Miraba a Alice y veía la cara de Tony. Alice dijo:

– Hay un hospital comunal a unos quince kilómetros hacia el sur.

– ¿Cómo lo sabes?

– Estuve allí una vez. Sobredosis de drogas -dijo brevemente Alice. Conducía inclinada sobre el volante, con cara de estar pensando furiosamente. Leisha también pensaba, tratando de ver la forma de evitar el cargo legal de secuestro. Probablemente no podrían decir que la niña fue voluntariamente con ellas: sin duda Stella cooperaría, pero a su edad y en su condición probablemente sería considerada non sui juris, y su palabra no tendría peso legal…
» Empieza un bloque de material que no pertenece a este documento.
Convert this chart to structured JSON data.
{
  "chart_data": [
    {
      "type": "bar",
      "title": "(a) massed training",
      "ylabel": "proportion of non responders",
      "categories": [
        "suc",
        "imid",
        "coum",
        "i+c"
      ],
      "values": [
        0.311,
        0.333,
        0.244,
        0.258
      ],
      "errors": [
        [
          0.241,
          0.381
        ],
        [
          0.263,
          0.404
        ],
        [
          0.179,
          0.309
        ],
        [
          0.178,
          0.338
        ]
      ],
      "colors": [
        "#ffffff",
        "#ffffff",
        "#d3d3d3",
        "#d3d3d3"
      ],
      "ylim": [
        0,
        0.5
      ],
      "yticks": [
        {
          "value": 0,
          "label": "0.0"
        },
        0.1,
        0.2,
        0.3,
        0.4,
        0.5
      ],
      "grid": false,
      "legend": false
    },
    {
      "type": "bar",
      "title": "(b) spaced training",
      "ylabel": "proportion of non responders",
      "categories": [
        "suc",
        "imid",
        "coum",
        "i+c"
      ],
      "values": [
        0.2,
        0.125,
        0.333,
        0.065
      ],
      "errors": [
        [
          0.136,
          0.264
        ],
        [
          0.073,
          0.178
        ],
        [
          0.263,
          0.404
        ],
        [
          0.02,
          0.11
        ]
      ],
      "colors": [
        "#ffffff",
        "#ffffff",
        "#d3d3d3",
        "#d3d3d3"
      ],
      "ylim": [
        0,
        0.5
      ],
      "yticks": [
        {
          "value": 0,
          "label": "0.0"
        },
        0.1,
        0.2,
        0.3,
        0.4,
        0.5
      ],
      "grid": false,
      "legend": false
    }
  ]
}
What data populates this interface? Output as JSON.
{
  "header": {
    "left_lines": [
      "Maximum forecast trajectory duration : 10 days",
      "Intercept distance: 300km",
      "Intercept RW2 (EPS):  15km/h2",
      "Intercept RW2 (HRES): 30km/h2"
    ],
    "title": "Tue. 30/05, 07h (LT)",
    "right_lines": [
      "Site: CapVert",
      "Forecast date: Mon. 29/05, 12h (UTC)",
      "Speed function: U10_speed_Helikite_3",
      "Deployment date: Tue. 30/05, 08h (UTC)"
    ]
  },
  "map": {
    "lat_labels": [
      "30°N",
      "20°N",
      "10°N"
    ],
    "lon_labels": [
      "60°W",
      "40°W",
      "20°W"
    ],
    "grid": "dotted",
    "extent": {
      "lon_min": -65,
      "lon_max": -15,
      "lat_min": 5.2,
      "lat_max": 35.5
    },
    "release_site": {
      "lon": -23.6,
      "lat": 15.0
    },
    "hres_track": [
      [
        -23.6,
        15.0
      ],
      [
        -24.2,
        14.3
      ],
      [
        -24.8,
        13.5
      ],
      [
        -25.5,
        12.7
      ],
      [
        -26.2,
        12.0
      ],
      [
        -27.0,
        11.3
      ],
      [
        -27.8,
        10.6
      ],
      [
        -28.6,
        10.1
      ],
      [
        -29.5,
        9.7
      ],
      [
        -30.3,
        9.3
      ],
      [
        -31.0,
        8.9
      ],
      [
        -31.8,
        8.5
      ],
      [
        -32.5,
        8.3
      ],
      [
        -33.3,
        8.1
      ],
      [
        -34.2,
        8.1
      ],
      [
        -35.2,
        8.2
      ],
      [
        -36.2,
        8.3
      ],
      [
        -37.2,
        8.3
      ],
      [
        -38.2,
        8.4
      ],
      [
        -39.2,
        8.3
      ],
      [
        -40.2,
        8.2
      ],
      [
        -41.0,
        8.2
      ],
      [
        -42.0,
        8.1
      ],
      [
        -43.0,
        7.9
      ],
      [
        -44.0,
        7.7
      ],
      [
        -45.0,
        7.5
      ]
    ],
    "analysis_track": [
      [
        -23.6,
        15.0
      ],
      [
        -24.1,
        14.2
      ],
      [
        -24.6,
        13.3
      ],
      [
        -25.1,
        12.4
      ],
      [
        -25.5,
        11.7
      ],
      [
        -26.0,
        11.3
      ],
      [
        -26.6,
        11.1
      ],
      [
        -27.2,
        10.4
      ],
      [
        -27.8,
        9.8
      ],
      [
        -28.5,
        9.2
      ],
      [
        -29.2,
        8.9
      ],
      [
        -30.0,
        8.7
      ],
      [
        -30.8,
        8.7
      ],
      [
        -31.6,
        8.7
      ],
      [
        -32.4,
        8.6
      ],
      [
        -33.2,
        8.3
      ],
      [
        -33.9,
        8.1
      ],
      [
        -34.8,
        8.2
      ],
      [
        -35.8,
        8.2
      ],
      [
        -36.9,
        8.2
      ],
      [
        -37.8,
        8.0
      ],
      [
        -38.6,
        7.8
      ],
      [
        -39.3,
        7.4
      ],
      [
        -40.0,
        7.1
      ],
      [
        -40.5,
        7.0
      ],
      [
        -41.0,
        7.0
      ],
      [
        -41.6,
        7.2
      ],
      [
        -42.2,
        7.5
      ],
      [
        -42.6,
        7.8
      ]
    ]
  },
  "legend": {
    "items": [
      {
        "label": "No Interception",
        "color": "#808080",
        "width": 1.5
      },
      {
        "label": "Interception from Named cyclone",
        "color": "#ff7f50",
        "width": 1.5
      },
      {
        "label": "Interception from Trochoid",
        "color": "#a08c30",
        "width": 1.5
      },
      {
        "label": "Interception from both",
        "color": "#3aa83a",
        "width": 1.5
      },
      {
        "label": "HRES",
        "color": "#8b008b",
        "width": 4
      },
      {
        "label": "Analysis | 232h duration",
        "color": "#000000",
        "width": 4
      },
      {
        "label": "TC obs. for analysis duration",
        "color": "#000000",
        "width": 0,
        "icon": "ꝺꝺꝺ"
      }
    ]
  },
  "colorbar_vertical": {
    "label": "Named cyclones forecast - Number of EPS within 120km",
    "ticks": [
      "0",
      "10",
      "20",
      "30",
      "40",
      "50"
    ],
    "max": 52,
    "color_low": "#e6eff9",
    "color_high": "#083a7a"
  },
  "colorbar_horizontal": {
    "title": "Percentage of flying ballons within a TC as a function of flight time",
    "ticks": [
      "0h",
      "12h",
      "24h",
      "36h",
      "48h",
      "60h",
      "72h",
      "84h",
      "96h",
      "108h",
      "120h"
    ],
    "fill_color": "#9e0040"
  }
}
– Alice, no podremos ni siquiera entrar al hospital sin datos de seguro social. Verificables por red.

– Escucha -dijo Alice, no a Leisha sino por sobre su hombro, hacia el asiento trasero-, te diré lo que haremos, Stella. Yo les diré que eres mi hija y que te caíste desde una roca grande que trepabas cuando paramos a merendar en una zona para acampar de la carretera. Estamos viajando de California a Philadelphia para visitar a tu abuela. Tu nombre es Jordan Watrous y tienes cinco años.

– Tengo siete, para ocho -dijo Stella.

– Eres una niñita de cinco muy alta. Tu cumpleaños es el 23 de marzo. ¿Podrás hacerlo, Stella?

– Sí -dijo la niña, con voz algo más segura.

Leisha miró fijo a Alice:

– ¿ puedes hacer esto?

– Por supuesto -dijo Alice-. Soy hija de Roger Camden.

Alice llevó, medio alzada, a Stella a la Sala de Guardia del pequeño hospital comunal. Leisha las contempló desde el automóvil: una mujer regordeta y baja, una niña delgada con el brazo torcido. Luego condujo el auto hasta el lugar más apartado del estacionamiento, bajo la dudosa sombra de un arce raquítico, y lo cerró con llave. Se ajustó el pañuelo tapándose más la cara.

El número de matrícula y el nombre de Alicia estarían ya en todas las comisarías y en todas las agencias de alquiler de automóviles. Los bancos de datos médicos eran más lentos; a menudo solamente volcaban datos de servicios locales una vez al día, celosos de la interferencia gubernamental en lo que, a pesar de medio siglo de batallas legales, aún era un sector privado.

Alice y Stella probablemente no tuvieran problemas en el hospital. Probablemente. Pero Alice no podría rentar otro automóvil.

Leisha sí.

Pero los archivos que alertarían a las agencias de alquiler sobre Alice Camden Watrous podrían o no incluir como dato que era la melliza de Leisha Camden.

Leisha contempló las hileras de vehículos del estacionamiento. Un lujoso y despampanante Chrysler, una furgoneta Ikeda, una línea de Toyotas y Mercedes clase media, un antiguo Cadillac '99 -podía imaginar la cara de su dueño si desaparecía- diez o doce autos pequeños baratos, un hovercar con el chófer de uniforme dormido ante el volante. Y una camioneta granjera destartalada.

Leisha se dirigió a la camioneta. Había un hombre al volante, fumando. Se acordó de su padre.